Wired: Inside the High Tech Trash Disassembly Line
Here's some environmental news I wanted to share. This is my first environmental post since 'Happy F-ing Earth Day'.
There's an excellent diagram in the April issue of Wired. It is also shown here. It illustrates how the cleanest, most advanced waste separating facility works in Sydney. It separates paper, plastic, metals, and organic waste (biomass) for uses outside of a landfill. The gasses released by the organic waste help run the automated facility, and it has technologies that suppress odors. The result is more recycled resources, less landfill waste, and an expensive, but reliable way to separate trash when folks don't put in the effort to do it properly at home. The amount of waste being sent to landfills is increasing.
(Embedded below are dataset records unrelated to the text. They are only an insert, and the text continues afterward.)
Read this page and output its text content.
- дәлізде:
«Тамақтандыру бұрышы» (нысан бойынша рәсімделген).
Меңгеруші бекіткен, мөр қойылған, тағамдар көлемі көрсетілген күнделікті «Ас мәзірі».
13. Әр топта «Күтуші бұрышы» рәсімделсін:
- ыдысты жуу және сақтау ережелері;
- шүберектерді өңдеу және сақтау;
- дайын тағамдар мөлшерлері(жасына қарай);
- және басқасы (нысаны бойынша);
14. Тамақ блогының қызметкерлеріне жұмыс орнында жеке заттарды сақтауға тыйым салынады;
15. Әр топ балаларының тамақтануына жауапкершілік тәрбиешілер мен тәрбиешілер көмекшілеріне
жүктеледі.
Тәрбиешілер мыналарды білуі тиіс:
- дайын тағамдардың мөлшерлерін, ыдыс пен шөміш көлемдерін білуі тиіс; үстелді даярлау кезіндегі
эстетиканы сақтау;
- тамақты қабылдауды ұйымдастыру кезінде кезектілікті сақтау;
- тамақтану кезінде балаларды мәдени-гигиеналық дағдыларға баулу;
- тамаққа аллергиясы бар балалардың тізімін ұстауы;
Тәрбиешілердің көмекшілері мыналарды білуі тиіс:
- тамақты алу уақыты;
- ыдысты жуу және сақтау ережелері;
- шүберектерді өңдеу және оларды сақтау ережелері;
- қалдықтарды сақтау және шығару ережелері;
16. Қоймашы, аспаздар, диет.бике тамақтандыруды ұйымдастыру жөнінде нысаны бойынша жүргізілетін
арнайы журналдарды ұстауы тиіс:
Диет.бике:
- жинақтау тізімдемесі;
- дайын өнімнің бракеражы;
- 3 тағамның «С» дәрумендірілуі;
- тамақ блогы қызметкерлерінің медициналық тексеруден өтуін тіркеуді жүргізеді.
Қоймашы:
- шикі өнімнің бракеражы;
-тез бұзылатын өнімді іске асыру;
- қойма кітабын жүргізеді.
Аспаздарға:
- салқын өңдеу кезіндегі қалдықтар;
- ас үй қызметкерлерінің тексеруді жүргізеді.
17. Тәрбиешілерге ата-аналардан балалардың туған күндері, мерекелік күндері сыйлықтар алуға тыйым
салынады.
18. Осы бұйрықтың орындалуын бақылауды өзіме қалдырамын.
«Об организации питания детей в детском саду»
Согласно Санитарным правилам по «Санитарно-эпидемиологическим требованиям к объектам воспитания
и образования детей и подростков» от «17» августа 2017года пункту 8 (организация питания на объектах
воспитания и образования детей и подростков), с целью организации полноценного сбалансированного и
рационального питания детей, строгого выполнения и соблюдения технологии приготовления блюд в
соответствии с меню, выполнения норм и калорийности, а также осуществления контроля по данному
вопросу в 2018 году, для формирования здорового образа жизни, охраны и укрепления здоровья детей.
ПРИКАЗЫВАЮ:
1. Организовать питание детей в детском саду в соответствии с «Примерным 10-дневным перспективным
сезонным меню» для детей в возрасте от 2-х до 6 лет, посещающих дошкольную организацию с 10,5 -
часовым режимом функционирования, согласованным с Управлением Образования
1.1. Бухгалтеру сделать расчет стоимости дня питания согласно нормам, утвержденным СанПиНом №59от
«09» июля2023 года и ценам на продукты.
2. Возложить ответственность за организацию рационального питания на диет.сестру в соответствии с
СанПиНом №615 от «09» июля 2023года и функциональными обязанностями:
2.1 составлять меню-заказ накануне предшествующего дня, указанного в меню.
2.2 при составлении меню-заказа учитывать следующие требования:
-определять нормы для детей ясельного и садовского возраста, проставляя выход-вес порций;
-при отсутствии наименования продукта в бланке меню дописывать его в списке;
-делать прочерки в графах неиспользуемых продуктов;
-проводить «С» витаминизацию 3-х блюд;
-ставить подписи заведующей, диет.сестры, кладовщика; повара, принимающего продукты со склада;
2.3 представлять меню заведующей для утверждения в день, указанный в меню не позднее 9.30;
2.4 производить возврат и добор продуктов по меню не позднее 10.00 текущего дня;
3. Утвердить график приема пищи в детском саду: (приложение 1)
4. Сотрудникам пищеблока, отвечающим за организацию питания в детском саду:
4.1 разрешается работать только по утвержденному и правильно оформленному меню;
Space in American landfills is shrinking (are so are the costs of adding refuse to that shrinking real estate as demand exceeds space). In fact, some big cities are beginning to pay foreign nations to accept our trash. More alarming, the cost of the fuel to transport waste to landfills is far outpacing inflation. So a facility like this, while costing 9-figures, makes a lot of sense.
The facility is designed and built by Global Renewables, and we can only hope they get a contract to build a similar facility for a progressive US city (San Francisco comes to mind). Oh, and their publicly-traded, and they are cross-listed on RENIXX - the Renewable Energy Industrial Index.